| name | data-flow-diagram |
| description | Produce leveled Data Flow Diagrams (DeMarco/Yourdon) augmented with Mermaid sequence and trust boundaries. Use when documenting data movement, scoping a system, or driving STRIDE threat modeling. |
Data Flow Diagram
A DFD answers: where does data come from, where does it go, what transforms it, and where does it rest. Combine classic DFD notation with Mermaid sequences and trust boundaries to make it useful for both architecture and security.
Stack Baseline (2026)
| Concern | Recommended |
|---|
| Notation | DeMarco / Yourdon DFD, Gane-Sarson |
| Tooling | Mermaid 10, draw.io, Structurizr DSL, PlantUML |
| Threat modeling | Microsoft Threat Modeling Tool, OWASP pytm, IriusRisk |
| Lineage backing | OpenLineage 1.x, OpenMetadata, DataHub |
| Async contracts | AsyncAPI 3.0 |
| Sync contracts | OpenAPI 3.1, gRPC + Buf |
| Repo format | Diagrams-as-code in Git, reviewed via PR |
When to Use
- Onboarding documentation for a system or domain.

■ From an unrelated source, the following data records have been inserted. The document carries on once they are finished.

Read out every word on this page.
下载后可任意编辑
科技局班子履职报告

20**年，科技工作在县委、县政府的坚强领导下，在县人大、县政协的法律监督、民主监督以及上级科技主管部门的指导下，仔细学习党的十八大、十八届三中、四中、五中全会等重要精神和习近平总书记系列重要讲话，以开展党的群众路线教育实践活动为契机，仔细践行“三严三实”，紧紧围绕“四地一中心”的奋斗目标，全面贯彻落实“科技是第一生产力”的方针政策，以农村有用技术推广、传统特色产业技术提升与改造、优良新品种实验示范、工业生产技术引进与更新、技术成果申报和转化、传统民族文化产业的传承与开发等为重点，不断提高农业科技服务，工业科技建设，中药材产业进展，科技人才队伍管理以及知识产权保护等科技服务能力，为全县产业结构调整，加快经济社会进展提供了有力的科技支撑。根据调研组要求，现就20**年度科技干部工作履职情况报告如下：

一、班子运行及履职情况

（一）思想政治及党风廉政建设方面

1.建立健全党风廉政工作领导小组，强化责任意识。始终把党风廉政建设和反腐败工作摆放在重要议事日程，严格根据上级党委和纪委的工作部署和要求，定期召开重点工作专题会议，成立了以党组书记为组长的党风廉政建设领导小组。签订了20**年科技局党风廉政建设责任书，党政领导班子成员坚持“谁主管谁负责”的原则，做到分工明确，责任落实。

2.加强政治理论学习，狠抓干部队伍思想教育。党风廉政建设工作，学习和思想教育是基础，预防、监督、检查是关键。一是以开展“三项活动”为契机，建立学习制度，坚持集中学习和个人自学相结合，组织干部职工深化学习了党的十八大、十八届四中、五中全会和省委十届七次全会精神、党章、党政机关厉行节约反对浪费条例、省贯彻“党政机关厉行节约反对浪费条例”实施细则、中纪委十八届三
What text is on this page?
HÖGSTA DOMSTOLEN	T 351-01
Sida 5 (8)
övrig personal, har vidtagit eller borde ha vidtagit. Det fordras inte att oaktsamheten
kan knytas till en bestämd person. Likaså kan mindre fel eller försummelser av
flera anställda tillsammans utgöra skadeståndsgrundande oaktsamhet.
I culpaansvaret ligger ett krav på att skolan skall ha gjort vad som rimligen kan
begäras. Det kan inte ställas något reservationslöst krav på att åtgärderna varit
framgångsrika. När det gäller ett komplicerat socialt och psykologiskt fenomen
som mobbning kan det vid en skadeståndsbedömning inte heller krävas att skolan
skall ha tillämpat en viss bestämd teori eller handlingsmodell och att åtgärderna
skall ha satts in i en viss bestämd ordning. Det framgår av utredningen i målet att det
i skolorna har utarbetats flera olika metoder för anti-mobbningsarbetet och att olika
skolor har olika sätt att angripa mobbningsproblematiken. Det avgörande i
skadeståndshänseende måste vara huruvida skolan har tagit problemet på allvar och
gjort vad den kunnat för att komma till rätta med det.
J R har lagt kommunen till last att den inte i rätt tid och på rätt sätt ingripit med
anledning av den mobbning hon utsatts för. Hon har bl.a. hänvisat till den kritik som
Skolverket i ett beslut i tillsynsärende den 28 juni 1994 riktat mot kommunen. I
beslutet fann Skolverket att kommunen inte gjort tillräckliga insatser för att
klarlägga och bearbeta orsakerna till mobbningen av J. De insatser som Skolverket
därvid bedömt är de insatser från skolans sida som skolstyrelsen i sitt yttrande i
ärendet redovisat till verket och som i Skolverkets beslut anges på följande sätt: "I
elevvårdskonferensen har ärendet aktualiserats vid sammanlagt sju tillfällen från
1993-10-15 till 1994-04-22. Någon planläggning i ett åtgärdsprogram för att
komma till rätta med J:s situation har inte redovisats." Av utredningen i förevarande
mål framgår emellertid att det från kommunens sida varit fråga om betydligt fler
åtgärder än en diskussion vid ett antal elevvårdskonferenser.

- Driving STRIDE / LINDDUN threat modeling.
- Designing CDC, ETL, or event flows before build.
- Regulatory submissions (GDPR Article 30, PCI scope).
Prerequisites
- List of external entities, processes, data stores, and data flows.
- Trust boundary map (network, tenancy, regulatory).
- Naming convention for processes (
verb-noun) and stores (noun).
Instructions
1. Use canonical DFD elements
| Symbol | Meaning |
|---|
| Rectangle | External entity (user, third-party system) |
| Circle / rounded rectangle | Process (transforms data) |
| Open rectangle / two parallel lines | Data store |
| Arrow | Data flow, labeled with the data |
| Dashed line | Trust boundary |
2. Draw Level 0 (context diagram)
flowchart LR
Cust[Customer] -->|order request| Sys((Orders System))
Sys -->|order confirmation| Cust
Sys -->|payment auth| Pay[Payments Provider]
Pay -->|auth result| Sys
Sys -->|invoice| ERP[ERP]
One process. One sentence purpose. All external entities.
3. Decompose to Level 1
flowchart LR
subgraph Boundary [Trust boundary: Orders VPC]
P1((1. Validate Order))
P2((2. Reserve Inventory))
P3((3. Charge Payment))
P4((4. Persist Order))
DS1[(Order DB)]
DS2[(Outbox)]
end
Cust[Customer] -->|OrderRequest| P1
P1 -->|ValidatedOrder| P2
P2 -->|Reservation| P3
P3 -->|PaymentAuth| P4
P4 -->|order row| DS1
P4 -->|OrderPlaced event| DS2
DS2 -->|CDC| Bus[Kafka]
Number processes hierarchically: 1, 1.1, 1.2 in deeper levels.
4. Add a sequence view for time
sequenceDiagram
participant C as Customer
participant API
participant Inv as Inventory
participant Pay as Payments
participant DB
C->>API: POST /orders
API->>Inv: reserve(items)
Inv-->>API: ok
API->>Pay: charge(amount)
Pay-->>API: authId
API->>DB: INSERT order + outbox
API-->>C: 201 Created
DFD shows the what; sequence shows the when.
5. Mark trust boundaries and classifications
Annotate every flow that crosses a boundary with: protocol, auth, encryption, PII tags. This is the input STRIDE expects.
6. Reconcile with live lineage
For data platform DFDs, generate the operational view from OpenLineage and diff against the design DFD. Investigate every undocumented flow.
7. Store as code, review via PR
Keep Mermaid sources beside the service code. Require diagram updates as part of any flow-changing PR.
Common Pitfalls
| Pitfall | Why it hurts | Mitigation |
|---|
| Mixing control flow with data flow | Confuses readers and threat models | DFDs show data only; use sequence for control |
| Skipping Level 0 | No shared scope | Always draw a context diagram first |
| Unlabeled arrows | Useless for threat modeling | Label every flow with payload + classification |
| One mega-diagram | Unreadable | Decompose by process number |
| No trust boundaries | STRIDE impossible | Mark every boundary explicitly |
| Diagram drift | Doc lies | Diagrams-as-code + PR gate |
| Inventing notation | Reviewer confusion | Stick to DeMarco/Yourdon or Gane-Sarson |
Output Format
Deliver: Level 0 context diagram, Level 1 decomposition, optional Level 2 per complex process, accompanying sequence diagrams, trust boundary list, data classification per flow, and a STRIDE table linked from each boundary crossing.